小夜と翔子が勤務する小児科には、「牧村瑞人」と「佐々木アツシ」という2人の子供が、網膜芽種(眼の癌。レティノと呼ぶ)」で入院している。この2人も、今回の重要なキーマンだ。レティノの治療法は、基本的には眼球摘出となるため、当然の事だが、二人のメンタルケアが重要となってくる。そこで、登場するのが田口センセの不定愁訴外来だ!小児科看護師長の猫田と不定愁訴外来の裏番・藤原の、田口に有無を言わさない段取りで、「めでたく」小児科患者限定の不定愁訴外来が開設される。
小児の手術には、これまた当然だが、保護者の同意が必要となる。しかし、瑞人の父親は廃人一歩手前の状況であり、再三の病院からの要請にも顔を見せない。業を煮やした看護師・小夜が出向くが、逆に襲い掛かる始末。。。(みえみえの展開だったが)

そして物語は大きく動き出す。
小児科患者限定の不定愁訴外来を行っている最中、あの白鳥の親友?みたいな刑事が乱入してきて、瑞人の父が無残にも惨殺された事を知らせる。
一方で、時は年末(忘年会がある訳だから)のため、手術の日取りも急がなくてはならないお子様二人の診察も急ピッチで進められる。
手術が本当に必要なのか、どの程度の症状なのか、それをさぐるために子供たちを、、、で診察する。その際、アツトの願いで一緒に小夜が入り、落ち着かせるために忘年会でも披露した歌声を響かせる。。。その歌声には不思議な能力が隠されていた。

そして佳境へ。。。
惨たらしく殺された瑞人の父親の犯人は?
小夜の歌声の秘密とは?
アル中の迦陵頻伽とそのヒモの役目は?
田口センセの今回の立ち位置、、、というか役目は?
白鳥はいったい何を???

(感想)
前回の「バチスタ」同様、面白かった。一気に読んでしまったし、まあ売れる訳だよね。
ただ、こんな事をいうのはおこがましいのだが、なんで、SFチックな要素を取り入れたんだろう?まあ、医学的にありえないことでは無いのかも知れないが、、、それでも小夜のあの○○には正直。。。
バチスタの時に、あれほどの人気を博したのは、医療物に特化した内容だったからだ。といっても過言ではない。その道のプロだからこそ描き出せる世界に、、素直に、そして正直に、感動したのだ。
著者にも考えてみてほしい、なぜ、この「ナイチンゲールの沈黙」はそのままドラマ化されなかったのか?どうして、医療系の話しに特化され、SF系が排除されたのか?(最も小夜のあの能力の映像化が、ムリなのかもしれんが。。。)
要するに、読んでいる者にとって、あまりに突飛過ぎる部分があり、それを今の著者の文章力・構成力では殆ど消化させられてないのだ。細部では流石と思わせる面白さがあったのになぁ。

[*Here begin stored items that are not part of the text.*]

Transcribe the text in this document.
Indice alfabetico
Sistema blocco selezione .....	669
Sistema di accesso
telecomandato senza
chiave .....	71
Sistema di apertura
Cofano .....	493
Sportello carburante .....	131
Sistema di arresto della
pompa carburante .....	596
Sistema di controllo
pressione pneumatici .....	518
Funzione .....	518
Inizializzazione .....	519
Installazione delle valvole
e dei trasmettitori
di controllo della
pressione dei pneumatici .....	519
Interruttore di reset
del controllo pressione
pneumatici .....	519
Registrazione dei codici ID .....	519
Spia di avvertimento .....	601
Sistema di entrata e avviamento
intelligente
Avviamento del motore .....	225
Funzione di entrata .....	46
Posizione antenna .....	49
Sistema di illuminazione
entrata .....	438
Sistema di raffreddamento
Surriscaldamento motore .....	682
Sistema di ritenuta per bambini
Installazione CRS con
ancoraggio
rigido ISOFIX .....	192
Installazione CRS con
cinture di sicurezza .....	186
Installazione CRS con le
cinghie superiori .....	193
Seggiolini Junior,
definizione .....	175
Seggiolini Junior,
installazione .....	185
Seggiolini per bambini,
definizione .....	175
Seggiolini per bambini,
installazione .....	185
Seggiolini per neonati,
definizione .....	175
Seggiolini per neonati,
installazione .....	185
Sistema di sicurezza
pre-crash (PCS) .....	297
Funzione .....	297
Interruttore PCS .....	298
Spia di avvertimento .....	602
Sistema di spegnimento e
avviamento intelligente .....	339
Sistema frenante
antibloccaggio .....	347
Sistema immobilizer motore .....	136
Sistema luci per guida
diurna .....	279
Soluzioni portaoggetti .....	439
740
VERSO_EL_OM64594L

今回、その道のプロをちょっと外れ、作家として手を広げた著者に、私如きがとやかく言うのもあれだが、、、本を読んだのだから権利はあるだろう。
だから、言う!
もっと、ストーリを考え抜き、伏線もしっかり貼り、そして絶妙なタイミングで拾い上げる。それを磨かないと、世の中に沢山いる「イイ作家」で終わっちゃうよ。
「海堂的文章&構成・海堂的言い回し・海堂的言葉遣い」をしっかりと創り上げられたら、多分、一生読み続けたくなる著者の一人になるだろうなぁ。

なんて、偉そうに言ってみたりして。。。

あと、全然関係ないのだけど、「迦陵頻伽」と聞くと、どうしても思い出すものがある。
高校から大学の頃にかけて読んでいた聖伝という漫画だ。
CLAMPとかいう集団?が書いている漫画だったが、その中に「迦陵頻伽」も登場していたのだ。役目も、この世のものとは思えないほど、透き通った歌声を持っていて、やはり身体を壊して死んでしまう。
もっとも、その女性は天使のような女の子で、アル中とは天と地の差だが。。。

さて、次の「ジェネラル」はいつ読めるのかな?
早く、セールをやってくれないかなぁ。オレの有料本棚さんが。。。